While he has brought in a handful of staffers loyal to him in the legislative affairs, communications and press offices, Meadows has yet to establish a strong power base in a White House known for backbiting — and he has not been able to execute on many conservative priorities, according to interviews with a dozen current and former senior administration officials and Republicans close to the White House. And while Baker has boasted of masterminding the 1984 drubbing of Walter Mondale “right out of the chief of staff’s office,” Meadows’ boss is currently down nearly 10 points in national polls and looking increasingly doomed in November.
“It should not surprise anyone that Meadows is having an almost impossible time because it is mission impossible being Trump’s chief of staff,” said Chris Whipple, an author who has written extensively about White House chiefs of staff and whose upcoming book is The Spymasters: How the CIA Directors Shape History and the Future.
“Look at what has happened on Meadows’ watch: the walk to Lafayette Square, the complete mishandling of the Covid-19 crisis, the defense of the Confederate flag and the botched handling of the intelligence on the Russian bounties on U.S. soldiers. We could go on and on. It has been one of the worst stretches of the Trump presidency,” Whipple added. “He took the job, so he owns it. That was his first big mistake.”
Several administration officials, Republicans close to the White House and conservatives have been underwhelmed at the Meadows tenure so far.
“They all say they will become the chief of staff, but they all become the chief to the president,” said one senior administration official assessing Meadows alongside Trump’s former chiefs, Reince Priebus, Gen. John Kelly and Mick Mulvaney.
As co-founder of the House Freedom Caucus, Meadows was a genial presence on Capitol Hill known for maintaining friendships with Democrats and having astute political instincts even as he torpedoed their plans. That was part of the draw of joining the White House in an election year — to put those talents to use and ensure his friend and ally stayed in power. Now, he’s finding his people skills sorely tested on the opposite end of Pennsylvania Avenue, as he deals with the millions of small details of running the White House and making the move from principal to staffer.
“Is it harder than being a popular member of Congress? Absolutely,” said a second senior administration official.
Meadows and his allies hope this summer marks a turning point as he takes a larger role in negotiating the next stimulus package on Capitol Hill, alongside Treasury Secretary Steven Mnuchin. Meadows has spent the last few months courting and building a stronger relationship with Senate Minority Leader Chuck Schumer with the hope he can act as a liaison to the Senate. Meanwhile, conservatives on the Hill hope Meadows can balance out Mnuchin’s negotiating style, which they feel has ceded too much ground to the Democrats.
As he’s settled into his corner office in the West Wing, Meadows has also started to appear on Fox News more regularly and gaggle with reporters on Air Force One and in the White House driveway, warming to the more public-facing role that the president has urged him to take, said the second senior administration official. Meadows did not respond to a request for comment.

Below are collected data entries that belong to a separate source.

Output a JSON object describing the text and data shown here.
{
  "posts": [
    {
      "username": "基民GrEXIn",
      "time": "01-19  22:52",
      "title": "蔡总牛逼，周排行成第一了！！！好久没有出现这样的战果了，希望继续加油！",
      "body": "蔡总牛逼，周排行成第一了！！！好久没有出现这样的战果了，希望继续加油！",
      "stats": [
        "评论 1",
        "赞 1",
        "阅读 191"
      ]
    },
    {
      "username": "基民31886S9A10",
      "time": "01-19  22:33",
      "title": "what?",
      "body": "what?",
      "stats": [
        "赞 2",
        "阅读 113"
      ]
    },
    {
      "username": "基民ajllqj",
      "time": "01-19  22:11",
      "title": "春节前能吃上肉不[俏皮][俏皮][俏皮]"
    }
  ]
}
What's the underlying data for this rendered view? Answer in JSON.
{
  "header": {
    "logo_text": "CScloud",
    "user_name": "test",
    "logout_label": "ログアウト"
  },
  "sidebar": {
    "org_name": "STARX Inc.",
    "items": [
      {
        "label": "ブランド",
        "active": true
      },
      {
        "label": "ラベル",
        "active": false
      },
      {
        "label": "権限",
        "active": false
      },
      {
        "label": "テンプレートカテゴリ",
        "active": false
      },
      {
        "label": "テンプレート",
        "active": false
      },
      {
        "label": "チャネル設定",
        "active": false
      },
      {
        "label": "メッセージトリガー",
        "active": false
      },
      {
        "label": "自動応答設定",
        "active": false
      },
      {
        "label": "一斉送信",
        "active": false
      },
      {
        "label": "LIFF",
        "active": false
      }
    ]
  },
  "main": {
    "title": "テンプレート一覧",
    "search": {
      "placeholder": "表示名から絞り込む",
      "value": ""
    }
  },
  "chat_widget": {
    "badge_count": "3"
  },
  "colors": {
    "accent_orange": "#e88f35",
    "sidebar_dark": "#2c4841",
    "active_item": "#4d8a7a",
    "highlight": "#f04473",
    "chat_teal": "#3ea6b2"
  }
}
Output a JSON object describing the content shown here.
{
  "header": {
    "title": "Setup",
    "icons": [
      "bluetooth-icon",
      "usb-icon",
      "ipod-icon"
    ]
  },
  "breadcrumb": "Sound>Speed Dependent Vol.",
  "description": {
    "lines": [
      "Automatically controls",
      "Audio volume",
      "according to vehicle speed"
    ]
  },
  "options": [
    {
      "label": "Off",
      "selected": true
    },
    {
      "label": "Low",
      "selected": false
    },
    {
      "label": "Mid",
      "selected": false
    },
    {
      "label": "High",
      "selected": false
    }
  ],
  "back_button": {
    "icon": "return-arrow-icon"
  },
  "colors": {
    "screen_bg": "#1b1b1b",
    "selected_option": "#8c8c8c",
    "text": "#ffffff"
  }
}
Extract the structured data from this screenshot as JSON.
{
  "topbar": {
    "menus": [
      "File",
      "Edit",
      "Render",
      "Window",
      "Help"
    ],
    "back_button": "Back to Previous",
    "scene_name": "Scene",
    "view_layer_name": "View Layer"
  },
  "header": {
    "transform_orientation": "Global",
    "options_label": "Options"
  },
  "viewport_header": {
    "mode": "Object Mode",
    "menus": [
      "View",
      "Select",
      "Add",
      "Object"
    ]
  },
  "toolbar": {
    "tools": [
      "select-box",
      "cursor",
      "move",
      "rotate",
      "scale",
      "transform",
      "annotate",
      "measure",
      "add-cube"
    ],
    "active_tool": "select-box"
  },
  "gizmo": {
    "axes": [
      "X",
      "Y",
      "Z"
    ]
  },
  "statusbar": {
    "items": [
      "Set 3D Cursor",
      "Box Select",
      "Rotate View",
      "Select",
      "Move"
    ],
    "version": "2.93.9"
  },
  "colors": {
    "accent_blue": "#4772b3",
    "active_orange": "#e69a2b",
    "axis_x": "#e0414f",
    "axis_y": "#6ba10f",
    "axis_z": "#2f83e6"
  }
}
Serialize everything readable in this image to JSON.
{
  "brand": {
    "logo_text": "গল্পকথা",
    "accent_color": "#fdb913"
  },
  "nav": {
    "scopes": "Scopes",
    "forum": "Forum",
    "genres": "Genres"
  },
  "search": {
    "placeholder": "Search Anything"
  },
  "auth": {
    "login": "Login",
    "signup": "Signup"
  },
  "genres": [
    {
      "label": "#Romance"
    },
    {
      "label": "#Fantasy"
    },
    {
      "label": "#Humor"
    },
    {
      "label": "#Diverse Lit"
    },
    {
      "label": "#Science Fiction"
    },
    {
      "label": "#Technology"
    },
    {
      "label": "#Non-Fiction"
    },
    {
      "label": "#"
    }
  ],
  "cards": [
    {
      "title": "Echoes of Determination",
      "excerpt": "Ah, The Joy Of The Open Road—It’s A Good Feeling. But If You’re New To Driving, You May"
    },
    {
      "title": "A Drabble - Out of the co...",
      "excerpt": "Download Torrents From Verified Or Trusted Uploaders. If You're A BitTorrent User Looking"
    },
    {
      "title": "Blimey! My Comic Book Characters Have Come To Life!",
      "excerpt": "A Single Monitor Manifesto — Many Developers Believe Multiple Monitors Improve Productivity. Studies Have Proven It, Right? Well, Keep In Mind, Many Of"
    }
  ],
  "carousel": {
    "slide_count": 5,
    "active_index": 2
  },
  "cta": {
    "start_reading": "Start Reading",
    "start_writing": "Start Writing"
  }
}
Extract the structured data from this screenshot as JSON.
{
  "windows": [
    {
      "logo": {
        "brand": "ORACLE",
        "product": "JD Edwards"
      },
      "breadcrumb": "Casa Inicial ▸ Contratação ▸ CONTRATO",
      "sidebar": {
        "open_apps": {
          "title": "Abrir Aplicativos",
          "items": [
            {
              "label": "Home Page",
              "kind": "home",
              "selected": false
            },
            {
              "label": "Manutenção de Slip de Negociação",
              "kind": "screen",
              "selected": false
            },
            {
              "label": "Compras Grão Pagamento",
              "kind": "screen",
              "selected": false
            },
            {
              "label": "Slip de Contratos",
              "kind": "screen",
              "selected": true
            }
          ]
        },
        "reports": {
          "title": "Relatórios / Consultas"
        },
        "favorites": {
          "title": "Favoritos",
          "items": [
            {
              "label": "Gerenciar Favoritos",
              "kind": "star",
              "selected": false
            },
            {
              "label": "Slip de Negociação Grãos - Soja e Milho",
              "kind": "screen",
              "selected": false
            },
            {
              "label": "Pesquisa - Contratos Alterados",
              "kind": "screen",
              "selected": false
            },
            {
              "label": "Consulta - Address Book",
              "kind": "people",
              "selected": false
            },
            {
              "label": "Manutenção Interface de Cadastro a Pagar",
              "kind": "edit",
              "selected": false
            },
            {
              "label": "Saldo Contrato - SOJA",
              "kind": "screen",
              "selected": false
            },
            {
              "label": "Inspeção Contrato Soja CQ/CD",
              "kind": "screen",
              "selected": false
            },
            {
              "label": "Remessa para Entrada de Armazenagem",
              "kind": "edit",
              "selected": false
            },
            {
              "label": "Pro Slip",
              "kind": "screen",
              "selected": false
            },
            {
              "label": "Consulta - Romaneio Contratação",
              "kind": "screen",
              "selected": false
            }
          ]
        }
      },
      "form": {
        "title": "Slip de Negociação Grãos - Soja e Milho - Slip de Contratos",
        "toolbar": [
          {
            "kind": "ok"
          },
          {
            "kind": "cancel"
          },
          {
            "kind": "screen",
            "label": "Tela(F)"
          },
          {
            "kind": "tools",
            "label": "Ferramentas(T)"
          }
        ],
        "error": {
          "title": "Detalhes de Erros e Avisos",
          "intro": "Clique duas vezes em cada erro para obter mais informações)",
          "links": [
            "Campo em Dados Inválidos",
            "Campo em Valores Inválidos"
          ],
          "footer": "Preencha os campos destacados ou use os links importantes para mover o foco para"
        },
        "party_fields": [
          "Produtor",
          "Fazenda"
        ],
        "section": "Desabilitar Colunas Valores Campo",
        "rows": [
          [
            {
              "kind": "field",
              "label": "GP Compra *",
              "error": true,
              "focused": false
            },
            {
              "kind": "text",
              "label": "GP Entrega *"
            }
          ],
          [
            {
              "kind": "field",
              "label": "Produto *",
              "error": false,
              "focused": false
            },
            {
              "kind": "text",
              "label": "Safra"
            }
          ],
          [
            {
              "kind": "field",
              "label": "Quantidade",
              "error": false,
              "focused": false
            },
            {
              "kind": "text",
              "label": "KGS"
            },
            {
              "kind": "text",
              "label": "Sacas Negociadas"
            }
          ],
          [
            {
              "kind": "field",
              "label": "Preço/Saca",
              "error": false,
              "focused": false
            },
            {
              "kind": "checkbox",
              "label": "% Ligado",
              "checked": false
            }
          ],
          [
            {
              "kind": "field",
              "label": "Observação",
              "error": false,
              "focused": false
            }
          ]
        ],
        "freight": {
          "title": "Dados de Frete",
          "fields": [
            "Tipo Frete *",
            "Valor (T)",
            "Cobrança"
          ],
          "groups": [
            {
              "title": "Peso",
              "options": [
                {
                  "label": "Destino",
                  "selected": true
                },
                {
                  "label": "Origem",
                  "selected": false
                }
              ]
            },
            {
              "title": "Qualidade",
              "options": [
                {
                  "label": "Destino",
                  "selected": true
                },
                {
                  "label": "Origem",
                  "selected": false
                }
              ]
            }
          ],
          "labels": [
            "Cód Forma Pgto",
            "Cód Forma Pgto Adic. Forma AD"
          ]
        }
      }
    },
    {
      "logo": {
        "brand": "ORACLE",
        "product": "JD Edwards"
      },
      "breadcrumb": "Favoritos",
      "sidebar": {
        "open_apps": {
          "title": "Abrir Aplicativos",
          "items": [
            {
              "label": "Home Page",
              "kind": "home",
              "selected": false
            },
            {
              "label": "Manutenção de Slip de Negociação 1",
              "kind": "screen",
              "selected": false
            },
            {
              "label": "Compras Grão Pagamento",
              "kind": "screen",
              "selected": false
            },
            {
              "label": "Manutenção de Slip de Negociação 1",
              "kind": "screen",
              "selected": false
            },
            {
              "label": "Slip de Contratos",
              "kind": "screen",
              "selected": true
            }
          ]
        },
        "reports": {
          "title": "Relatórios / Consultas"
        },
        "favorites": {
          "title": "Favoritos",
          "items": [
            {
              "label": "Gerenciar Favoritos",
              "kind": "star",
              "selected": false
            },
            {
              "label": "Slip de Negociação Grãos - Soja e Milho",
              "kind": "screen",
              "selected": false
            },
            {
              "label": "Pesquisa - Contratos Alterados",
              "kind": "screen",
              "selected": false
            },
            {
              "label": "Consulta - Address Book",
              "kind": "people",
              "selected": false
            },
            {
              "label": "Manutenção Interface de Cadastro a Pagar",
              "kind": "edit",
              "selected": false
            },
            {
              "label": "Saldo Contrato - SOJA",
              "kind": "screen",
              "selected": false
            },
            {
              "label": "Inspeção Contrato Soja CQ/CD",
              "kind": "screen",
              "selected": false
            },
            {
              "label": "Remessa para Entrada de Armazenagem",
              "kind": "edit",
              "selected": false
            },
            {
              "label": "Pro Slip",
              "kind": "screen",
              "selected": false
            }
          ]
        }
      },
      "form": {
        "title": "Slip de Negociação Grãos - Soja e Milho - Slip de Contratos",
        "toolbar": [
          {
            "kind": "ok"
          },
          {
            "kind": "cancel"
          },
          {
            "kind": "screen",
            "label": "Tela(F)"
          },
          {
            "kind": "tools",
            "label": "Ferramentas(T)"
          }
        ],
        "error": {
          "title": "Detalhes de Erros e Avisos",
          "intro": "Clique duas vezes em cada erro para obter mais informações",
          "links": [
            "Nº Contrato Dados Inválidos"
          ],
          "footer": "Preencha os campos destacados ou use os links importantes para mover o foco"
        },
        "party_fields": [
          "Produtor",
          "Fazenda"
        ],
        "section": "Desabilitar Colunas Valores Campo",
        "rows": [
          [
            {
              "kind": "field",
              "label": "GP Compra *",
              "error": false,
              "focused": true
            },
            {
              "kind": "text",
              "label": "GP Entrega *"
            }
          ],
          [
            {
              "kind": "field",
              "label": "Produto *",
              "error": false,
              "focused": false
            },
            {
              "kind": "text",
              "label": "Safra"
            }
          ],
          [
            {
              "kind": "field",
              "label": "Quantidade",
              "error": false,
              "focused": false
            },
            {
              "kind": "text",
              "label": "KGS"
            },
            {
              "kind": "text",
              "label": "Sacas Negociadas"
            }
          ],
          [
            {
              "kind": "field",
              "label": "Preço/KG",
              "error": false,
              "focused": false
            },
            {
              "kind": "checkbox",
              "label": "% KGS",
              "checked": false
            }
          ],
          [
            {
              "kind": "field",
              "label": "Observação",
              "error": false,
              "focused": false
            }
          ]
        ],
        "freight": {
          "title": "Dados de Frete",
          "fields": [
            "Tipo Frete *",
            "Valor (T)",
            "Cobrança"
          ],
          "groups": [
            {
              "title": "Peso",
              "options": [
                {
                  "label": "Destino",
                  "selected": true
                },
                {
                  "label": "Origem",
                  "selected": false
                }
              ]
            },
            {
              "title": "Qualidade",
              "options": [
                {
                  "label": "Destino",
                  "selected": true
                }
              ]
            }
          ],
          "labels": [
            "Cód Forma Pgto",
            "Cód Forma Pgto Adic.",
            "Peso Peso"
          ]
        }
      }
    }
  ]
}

For the rest of the first term, Meadows intends to focus on efforts to revive the economy, lower prescription drugs and expand access to 5G broadband, according to two senior officials.
Those priorities could be hard to achieve if the White House and country remain swamped by the coronavirus, which has killed more than 134,000 Americans, according to the latest data from the Centers for Disease Control and Prevention. Several White House aides — Meadows among them — seem to want to will away the virus, even as infections spike across Sun Belt states like Arizona, Florida, North Carolina and Texas that the president needs to win in November.
Meadows’ relationship with Trump remains solid, according to four senior administration officials. The president appreciates Meadows’ relationships on the Hill with both Republicans and Democrats, especially during an election year — and he likes Meadows’ promise to stamp out leaks.